Expert: Paul Klarreich - 2/5/2008

Question
does the series from 1 to infinity of (1 - (2/n))^3n convegre or diverge.

i've tried almost all the tests and cant figure it out....

Answer
Questioner:   sean
Category:  Calculus
Private:  No
 
Subject:  series converge or diverge
Question:  does the series from 1 to infinity of (1 - (2/n))^3n convegre or diverge.

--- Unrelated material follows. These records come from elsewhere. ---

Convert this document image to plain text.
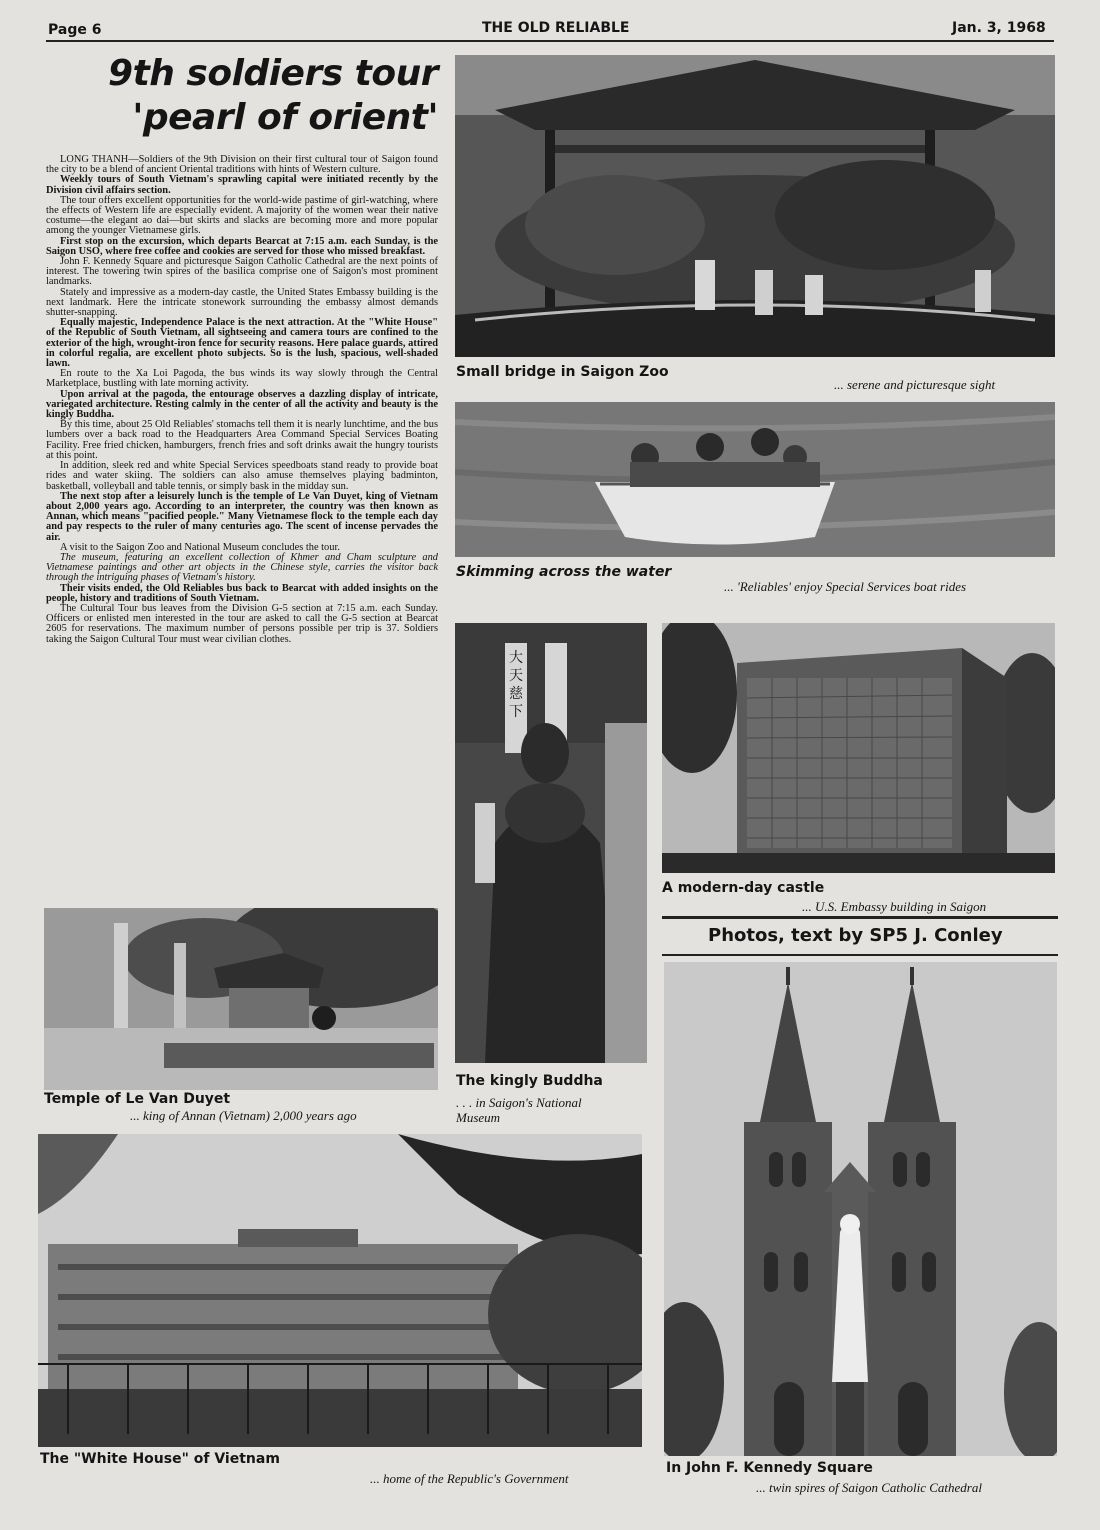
Page 6	THE OLD RELIABLE	Jan. 3, 1968
9th soldiers tour
'pearl of orient'

LONG THANH—Soldiers of the 9th Division on their first cultural tour of Saigon found the city to be a blend of ancient Oriental traditions with hints of Western culture.

Weekly tours of South Vietnam's sprawling capital were initiated recently by the Division civil affairs section.

The tour offers excellent opportunities for the world-wide pastime of girl-watching, where the effects of Western life are especially evident. A majority of the women wear their native costume—the elegant ao dai—but skirts and slacks are becoming more and more popular among the younger Vietnamese girls.

First stop on the excursion, which departs Bearcat at 7:15 a.m. each Sunday, is the Saigon USO, where free coffee and cookies are served for those who missed breakfast.

John F. Kennedy Square and picturesque Saigon Catholic Cathedral are the next points of interest. The towering twin spires of the basilica comprise one of Saigon's most prominent landmarks.

Stately and impressive as a modern-day castle, the United States Embassy building is the next landmark. Here the intricate stonework surrounding the embassy almost demands shutter-snapping.

Equally majestic, Independence Palace is the next attraction. At the "White House" of the Republic of South Vietnam, all sightseeing and camera tours are confined to the exterior of the high, wrought-iron fence for security reasons. Here palace guards, attired in colorful regalia, are excellent photo subjects. So is the lush, spacious, well-shaded lawn.

En route to the Xa Loi Pagoda, the bus winds its way slowly through the Central Marketplace, bustling with late morning activity.

Upon arrival at the pagoda, the entourage observes a dazzling display of intricate, variegated architecture. Resting calmly in the center of all the activity and beauty is the kingly Buddha.

By this time, about 25 Old Reliables' stomachs tell them it is nearly lunchtime, and the bus lumbers over a back road to the Headquarters Area Command Special Services Boating Facility. Free fried chicken, hamburgers, french fries and soft drinks await the hungry tourists at this point.

In addition, sleek red and white Special Services speedboats stand ready to provide boat rides and water skiing. The soldiers can also amuse themselves playing badminton, basketball, volleyball and table tennis, or simply bask in the midday sun.

The next stop after a leisurely lunch is the temple of Le Van Duyet, king of Vietnam about 2,000 years ago. According to an interpreter, the country was then known as Annan, which means "pacified people." Many Vietnamese flock to the temple each day and pay respects to the ruler of many centuries ago. The scent of incense pervades the air.

A visit to the Saigon Zoo and National Museum concludes the tour.

The museum, featuring an excellent collection of Khmer and Cham sculpture and Vietnamese paintings and other art objects in the Chinese style, carries the visitor back through the intriguing phases of Vietnam's history.

Their visits ended, the Old Reliables bus back to Bearcat with added insights on the people, history and traditions of South Vietnam.

The Cultural Tour bus leaves from the Division G-5 section at 7:15 a.m. each Sunday. Officers or enlisted men interested in the tour are asked to call the G-5 section at Bearcat 2605 for reservations. The maximum number of persons possible per trip is 37. Soldiers taking the Saigon Cultural Tour must wear civilian clothes.

Small bridge in Saigon Zoo
... serene and picturesque sight
Skimming across the water
... 'Reliables' enjoy Special Services boat rides
大 天 慈 下
The kingly Buddha
. . . in Saigon's National
Museum
A modern-day castle
... U.S. Embassy building in Saigon
Photos, text by SP5 J. Conley
Temple of Le Van Duyet
... king of Annan (Vietnam) 2,000 years ago
The "White House" of Vietnam
... home of the Republic's Government
In John F. Kennedy Square
... twin spires of Saigon Catholic Cathedral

I've tried almost all the tests and can't figure it out....
.......................................
Hi, Sean,

This is your series.

inf
SUM (1 - 2/n)^3n
n=1  

I think this series DIVERGES.  When n > 2, the terms will all be positive.  A requirement for a series of positive terms to converge is that  lim a[n] = 0.  I.e. if the terms themselves don't approach zero, the sum can't converge.
So what about the terms:

lim (1 - 2/n)^3n

Let k = n/2, then  n = 2k, and this is:

lim (1 - 1/k)^6k =

lim [(1 - 1/k)^k]^6 =

[lim (1 - 1/k)^k ]^6

But look at the expression inside the [].  That limit is 1/e.
[Proof upon request.]
[e = 2.7178..., which I think you knew.]

So the terms approach  1/e^6, which ain't zero.  [Small, but not zero.]